Donnington Castle
Donnington Castle ( 51°25′11″N 1°20′17″W  /  51.41972°N 1.33806°W  / 51.41972; -1.33806 ) is a ruined medieval castle, situated in the small village of Donnington, just north of the town of Newbury in the English county of Berkshire.

Donnington Castle was built by its original owner, Richard Abberbury the Elder, under a licence granted by Richard II in 1386 AD. The surviving castle gatehouse dates from this time. The castle was subsequently bought by Thomas Chaucer, the son of the poet Geoffrey Chaucer, as a residence for his daughter Alice, who later became Duchess of Suffolk. This family later fell out with the Tudor monarchs, and the castle became a Royal property.
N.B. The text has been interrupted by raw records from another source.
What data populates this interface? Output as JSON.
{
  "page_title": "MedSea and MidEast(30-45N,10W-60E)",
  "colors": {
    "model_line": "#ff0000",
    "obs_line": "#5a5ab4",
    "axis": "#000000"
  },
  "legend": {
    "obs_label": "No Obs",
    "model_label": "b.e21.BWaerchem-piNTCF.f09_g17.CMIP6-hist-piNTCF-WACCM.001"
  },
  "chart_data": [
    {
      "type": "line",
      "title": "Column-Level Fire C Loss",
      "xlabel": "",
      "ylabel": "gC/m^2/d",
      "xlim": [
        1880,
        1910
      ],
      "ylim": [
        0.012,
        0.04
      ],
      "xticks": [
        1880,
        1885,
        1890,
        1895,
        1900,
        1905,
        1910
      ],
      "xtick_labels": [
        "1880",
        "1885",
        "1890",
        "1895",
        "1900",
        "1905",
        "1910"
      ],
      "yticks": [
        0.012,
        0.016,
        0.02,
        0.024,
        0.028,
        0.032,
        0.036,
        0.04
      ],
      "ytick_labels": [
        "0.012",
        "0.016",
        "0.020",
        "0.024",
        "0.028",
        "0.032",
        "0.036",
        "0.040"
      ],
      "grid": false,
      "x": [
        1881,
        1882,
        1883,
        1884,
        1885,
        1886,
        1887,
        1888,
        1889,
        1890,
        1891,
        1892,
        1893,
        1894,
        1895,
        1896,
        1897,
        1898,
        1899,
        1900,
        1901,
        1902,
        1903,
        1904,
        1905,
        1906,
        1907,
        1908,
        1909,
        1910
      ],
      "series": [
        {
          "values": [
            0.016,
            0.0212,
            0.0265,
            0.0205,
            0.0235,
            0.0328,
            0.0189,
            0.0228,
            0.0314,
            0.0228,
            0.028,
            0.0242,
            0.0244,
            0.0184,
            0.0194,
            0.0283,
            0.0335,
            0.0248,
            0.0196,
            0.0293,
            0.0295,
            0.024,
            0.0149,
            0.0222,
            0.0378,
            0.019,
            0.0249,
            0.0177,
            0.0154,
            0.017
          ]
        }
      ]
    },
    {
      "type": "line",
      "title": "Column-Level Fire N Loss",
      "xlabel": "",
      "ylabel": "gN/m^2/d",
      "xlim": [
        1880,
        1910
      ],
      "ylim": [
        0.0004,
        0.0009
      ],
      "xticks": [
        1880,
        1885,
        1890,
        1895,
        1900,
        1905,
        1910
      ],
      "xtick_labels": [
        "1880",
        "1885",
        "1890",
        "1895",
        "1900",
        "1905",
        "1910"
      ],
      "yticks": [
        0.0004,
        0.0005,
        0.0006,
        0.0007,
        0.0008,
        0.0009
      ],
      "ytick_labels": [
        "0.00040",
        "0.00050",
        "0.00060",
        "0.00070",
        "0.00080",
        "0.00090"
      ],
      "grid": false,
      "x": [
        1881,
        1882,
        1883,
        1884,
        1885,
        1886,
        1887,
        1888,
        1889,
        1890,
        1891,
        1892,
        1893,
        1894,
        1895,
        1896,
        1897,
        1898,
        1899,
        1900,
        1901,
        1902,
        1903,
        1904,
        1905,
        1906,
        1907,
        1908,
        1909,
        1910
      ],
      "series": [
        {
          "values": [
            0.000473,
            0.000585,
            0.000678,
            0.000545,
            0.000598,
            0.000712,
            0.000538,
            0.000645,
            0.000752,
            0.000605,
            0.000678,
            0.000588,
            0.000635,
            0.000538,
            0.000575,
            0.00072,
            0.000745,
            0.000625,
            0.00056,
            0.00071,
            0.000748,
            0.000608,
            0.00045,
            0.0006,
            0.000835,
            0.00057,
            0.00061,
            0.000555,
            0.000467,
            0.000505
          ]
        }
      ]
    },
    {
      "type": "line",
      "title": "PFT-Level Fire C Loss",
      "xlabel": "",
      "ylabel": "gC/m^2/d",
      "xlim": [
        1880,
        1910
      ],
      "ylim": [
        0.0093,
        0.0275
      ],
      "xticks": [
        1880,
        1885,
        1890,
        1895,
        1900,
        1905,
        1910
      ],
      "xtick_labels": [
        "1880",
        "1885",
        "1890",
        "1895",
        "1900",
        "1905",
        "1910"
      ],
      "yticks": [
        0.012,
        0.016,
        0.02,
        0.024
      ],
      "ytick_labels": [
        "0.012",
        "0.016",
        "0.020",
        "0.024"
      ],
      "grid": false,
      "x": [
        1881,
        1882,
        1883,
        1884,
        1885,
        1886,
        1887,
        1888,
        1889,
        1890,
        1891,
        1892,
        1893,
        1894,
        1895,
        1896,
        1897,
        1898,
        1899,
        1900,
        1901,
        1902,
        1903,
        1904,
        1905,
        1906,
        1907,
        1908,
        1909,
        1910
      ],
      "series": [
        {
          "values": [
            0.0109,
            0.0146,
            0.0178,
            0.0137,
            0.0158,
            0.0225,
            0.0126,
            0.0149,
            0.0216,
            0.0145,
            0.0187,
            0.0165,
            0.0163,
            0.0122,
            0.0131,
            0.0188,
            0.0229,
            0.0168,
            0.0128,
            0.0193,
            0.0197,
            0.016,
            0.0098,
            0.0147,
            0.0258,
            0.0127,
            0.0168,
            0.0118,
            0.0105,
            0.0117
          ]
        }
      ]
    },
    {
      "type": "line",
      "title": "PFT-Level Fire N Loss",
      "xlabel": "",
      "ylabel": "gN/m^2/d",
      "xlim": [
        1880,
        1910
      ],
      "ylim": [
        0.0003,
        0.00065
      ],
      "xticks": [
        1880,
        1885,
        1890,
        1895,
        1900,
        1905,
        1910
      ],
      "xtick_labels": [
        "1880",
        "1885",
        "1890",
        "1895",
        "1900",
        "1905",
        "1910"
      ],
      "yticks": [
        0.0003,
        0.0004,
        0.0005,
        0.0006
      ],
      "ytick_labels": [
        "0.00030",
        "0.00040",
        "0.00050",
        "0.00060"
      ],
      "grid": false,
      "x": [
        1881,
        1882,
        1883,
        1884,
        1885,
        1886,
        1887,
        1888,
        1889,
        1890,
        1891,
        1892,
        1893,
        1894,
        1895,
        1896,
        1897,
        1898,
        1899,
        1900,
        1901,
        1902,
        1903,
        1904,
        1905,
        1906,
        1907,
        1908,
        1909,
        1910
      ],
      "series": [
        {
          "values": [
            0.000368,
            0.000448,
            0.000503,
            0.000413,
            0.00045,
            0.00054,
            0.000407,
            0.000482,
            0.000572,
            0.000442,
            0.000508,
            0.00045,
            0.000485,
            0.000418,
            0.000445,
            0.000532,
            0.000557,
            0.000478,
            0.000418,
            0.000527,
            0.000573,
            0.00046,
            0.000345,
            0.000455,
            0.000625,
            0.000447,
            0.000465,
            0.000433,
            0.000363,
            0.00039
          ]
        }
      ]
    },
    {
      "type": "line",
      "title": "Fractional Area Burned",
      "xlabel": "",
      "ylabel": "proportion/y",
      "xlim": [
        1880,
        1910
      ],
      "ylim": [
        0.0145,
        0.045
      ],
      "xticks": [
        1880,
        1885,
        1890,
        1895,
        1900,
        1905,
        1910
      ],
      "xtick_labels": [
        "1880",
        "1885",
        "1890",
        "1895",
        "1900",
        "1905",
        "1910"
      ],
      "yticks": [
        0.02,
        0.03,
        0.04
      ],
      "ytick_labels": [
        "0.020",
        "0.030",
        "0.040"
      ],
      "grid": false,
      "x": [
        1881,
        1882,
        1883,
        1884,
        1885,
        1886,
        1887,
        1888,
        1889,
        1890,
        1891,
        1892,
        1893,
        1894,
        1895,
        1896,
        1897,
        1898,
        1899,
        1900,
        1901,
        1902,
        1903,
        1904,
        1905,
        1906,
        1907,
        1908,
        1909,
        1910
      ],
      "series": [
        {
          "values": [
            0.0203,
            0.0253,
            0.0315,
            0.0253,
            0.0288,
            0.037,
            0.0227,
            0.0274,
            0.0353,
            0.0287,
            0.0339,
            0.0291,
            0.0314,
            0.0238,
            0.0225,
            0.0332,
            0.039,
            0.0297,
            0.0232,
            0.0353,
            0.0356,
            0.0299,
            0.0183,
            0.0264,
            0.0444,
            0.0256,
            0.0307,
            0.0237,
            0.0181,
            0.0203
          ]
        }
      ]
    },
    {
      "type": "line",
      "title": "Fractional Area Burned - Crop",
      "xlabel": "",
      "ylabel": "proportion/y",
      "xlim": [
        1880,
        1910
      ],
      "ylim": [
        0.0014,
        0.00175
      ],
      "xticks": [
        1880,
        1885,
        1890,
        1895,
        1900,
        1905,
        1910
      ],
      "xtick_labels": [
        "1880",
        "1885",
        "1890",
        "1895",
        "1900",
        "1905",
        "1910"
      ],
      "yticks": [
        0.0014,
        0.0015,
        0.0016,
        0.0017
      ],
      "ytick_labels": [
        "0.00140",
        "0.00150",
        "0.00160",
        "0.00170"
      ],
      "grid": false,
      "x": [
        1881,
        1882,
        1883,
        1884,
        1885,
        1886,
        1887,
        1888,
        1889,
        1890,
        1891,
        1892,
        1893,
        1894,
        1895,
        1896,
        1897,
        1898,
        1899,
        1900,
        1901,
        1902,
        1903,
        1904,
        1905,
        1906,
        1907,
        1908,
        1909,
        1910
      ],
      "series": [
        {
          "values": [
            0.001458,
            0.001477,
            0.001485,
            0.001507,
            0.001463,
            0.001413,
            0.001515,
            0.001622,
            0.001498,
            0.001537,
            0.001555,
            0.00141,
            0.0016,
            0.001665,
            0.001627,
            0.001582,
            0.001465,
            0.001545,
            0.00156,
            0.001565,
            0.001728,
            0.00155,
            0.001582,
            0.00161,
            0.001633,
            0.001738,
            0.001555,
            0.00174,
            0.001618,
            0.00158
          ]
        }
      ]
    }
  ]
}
Both King Henry VIII and Queen Elizabeth I visited Donnington Castle and the latter wanted to live there during her imprisonment by her sister, Queen Mary I, but this was not allowed. By the time the English Civil War broke out, the castle was owned by the Parliamentarian Packer family but after the First Battle of Newbury it was taken for the King and held by Sir John Boys. Despite being besieged for most of the war, the castle succeeded in guarding the major routeways from London to the West Country and Oxford to Southampton, and during the Second Battle of Newbury, the castle was able to hold off the Parliamentary attackers. Finally, after an eighteen month siege, the garrison surrendered and were allowed to rejoin Royalist forces in Wallingford. In 1646 Parliament voted to demolish the castle. All that remains of the castle today is the substantial four towered gatehouse, and the surrounding earthworks.